Jim's car was painted up and filled with balloons when we left the church in a shower of rice. It even had cans and shoes tied to the back. We had decided to go the Hilton for dinner, before heading out to West for a dance. We stopped at Mom & Dad's first, where Amy was sitting on the couch and Mom was hemming her dress. JoAnn evidently didn't get it done for the ceremony! We also went by Hillcrest Hospital to see Denice, who was admitted for difficulty with her pregnancy. Everyone was so sweet to give us best wishes as we walked thru the halls in our wedding attire.

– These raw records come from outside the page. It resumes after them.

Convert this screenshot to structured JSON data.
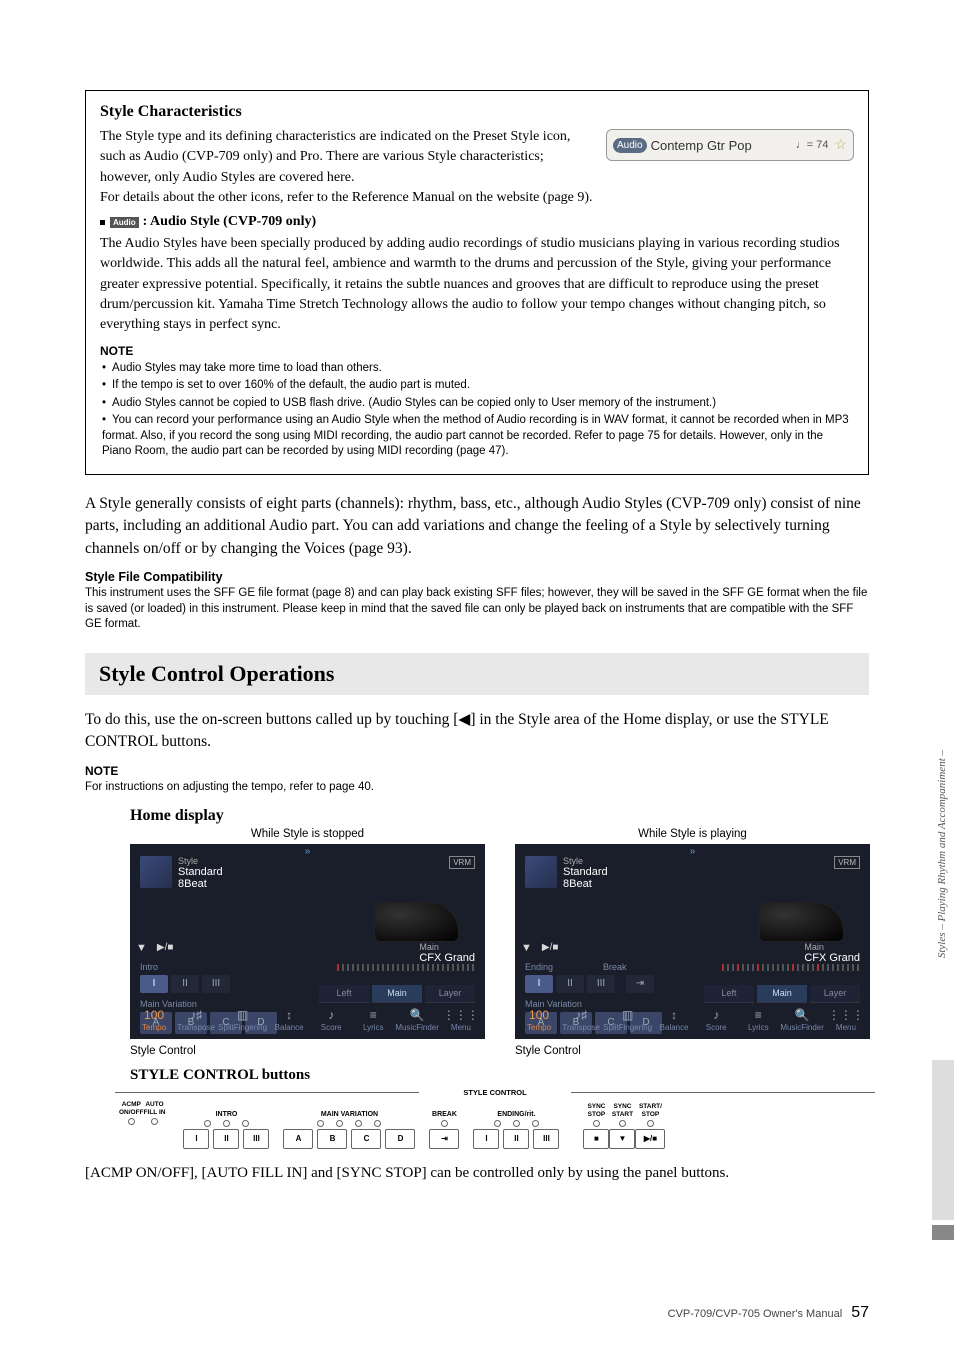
{
  "box": {
    "h": "Style Characteristics",
    "p1": "The Style type and its defining characteristics are indicated on the Preset Style icon, such as Audio (CVP-709 only) and Pro. There are various Style characteristics; however, only Audio Styles are covered here.",
    "p2": "For details about the other icons, refer to the Reference Manual on the website (page 9).",
    "audioHead": ": Audio Style (CVP-709 only)",
    "audioBadge": "Audio",
    "p3": "The Audio Styles have been specially produced by adding audio recordings of studio musicians playing in various recording studios worldwide. This adds all the natural feel, ambience and warmth to the drums and percussion of the Style, giving your performance greater expressive potential. Specifically, it retains the subtle nuances and grooves that are difficult to reproduce using the preset drum/percussion kit. Yamaha Time Stretch Technology allows the audio to follow your tempo changes without changing pitch, so everything stays in perfect sync.",
    "noteH": "NOTE",
    "notes": [
      "Audio Styles may take more time to load than others.",
      "If the tempo is set to over 160% of the default, the audio part is muted.",
      "Audio Styles cannot be copied to USB flash drive. (Audio Styles can be copied only to User memory of the instrument.)",
      "You can record your performance using an Audio Style when the method of Audio recording is in WAV format, it cannot be recorded when in MP3 format. Also, if you record the song using MIDI recording, the audio part cannot be recorded. Refer to page 75 for details. However, only in the Piano Room, the audio part can be recorded by using MIDI recording (page 47)."
    ],
    "icon": {
      "badge": "Audio",
      "name": "Contemp Gtr Pop",
      "tempo": "♩= 74",
      "star": "☆"
    }
  },
  "para1": "A Style generally consists of eight parts (channels): rhythm, bass, etc., although Audio Styles (CVP-709 only) consist of nine parts, including an additional Audio part. You can add variations and change the feeling of a Style by selectively turning channels on/off or by changing the Voices (page 93).",
  "sfc": {
    "h": "Style File Compatibility",
    "p": "This instrument uses the SFF GE file format (page 8) and can play back existing SFF files; however, they will be saved in the SFF GE format when the file is saved (or loaded) in this instrument. Please keep in mind that the saved file can only be played back on instruments that are compatible with the SFF GE format."
  },
  "section": "Style Control Operations",
  "intro": "To do this, use the on-screen buttons called up by touching [◀] in the Style area of the Home display, or use the STYLE CONTROL buttons.",
  "note2h": "NOTE",
  "note2": "For instructions on adjusting the tempo, refer to page 40.",
  "homeH": "Home display",
  "cap1": "While Style is stopped",
  "cap2": "While Style is playing",
  "belowCap": "Style Control",
  "ms": {
    "styleLabel": "Style",
    "styleName1": "Standard",
    "styleName2": "8Beat",
    "mainLabel": "Main",
    "mainName": "CFX Grand",
    "vrm": "VRM",
    "intro": "Intro",
    "ending": "Ending",
    "break": "Break",
    "mainVar": "Main Variation",
    "btnsI": [
      "I",
      "II",
      "III"
    ],
    "btnsA": [
      "A",
      "B",
      "C",
      "D"
    ],
    "lmr": [
      "Left",
      "Main",
      "Layer"
    ],
    "bottom": [
      {
        "ico": "100",
        "lbl": "Tempo"
      },
      {
        "ico": "♪",
        "lbl": "Transpose"
      },
      {
        "ico": "▦",
        "lbl": "SplitFingering"
      },
      {
        "ico": "↕",
        "lbl": "Balance"
      },
      {
        "ico": "♪",
        "lbl": "Score"
      },
      {
        "ico": "≡",
        "lbl": "Lyrics"
      },
      {
        "ico": "🔍",
        "lbl": "MusicFinder"
      },
      {
        "ico": "⋮⋮⋮",
        "lbl": "Menu"
      }
    ],
    "breakSym": "⇥"
  },
  "styleCtrlH": "STYLE CONTROL buttons",
  "panel": {
    "title": "STYLE CONTROL",
    "acmp": "ACMP\nON/OFF",
    "auto": "AUTO\nFILL IN",
    "intro": "INTRO",
    "mainv": "MAIN VARIATION",
    "break": "BREAK",
    "ending": "ENDING/rit.",
    "syncstop": "SYNC\nSTOP",
    "syncstart": "SYNC\nSTART",
    "startstop": "START/\nSTOP",
    "I": "I",
    "II": "II",
    "III": "III",
    "A": "A",
    "B": "B",
    "C": "C",
    "D": "D",
    "brk": "⇥",
    "rec": "■",
    "dn": "▼",
    "play": "▶/■"
  },
  "bottomPara": "[ACMP ON/OFF], [AUTO FILL IN] and [SYNC STOP] can be controlled only by using the panel buttons.",
  "side": "Styles – Playing Rhythm and Accompaniment –",
  "footer": "CVP-709/CVP-705 Owner's Manual",
  "pageNum": "57"
}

We ate dinner at the Hilton where I have to tell a funny story. As we were giving our orders to the waiter, Jim asked "How big is this steak?" He thought for $14.99 he should know what he was getting!! I was embarassed, but we all laughed. Afterwards, Jim and I headed to West, with several of the wedding party in tow. Leather and Lace were playing that night, and we stayed probably until about 11 pm. Grandpa and Grandma paid for our hotel room that night at the Hilton, in the wedding suite, on the 7th floor, overlooking the suspension bridge. It was a beautiful view.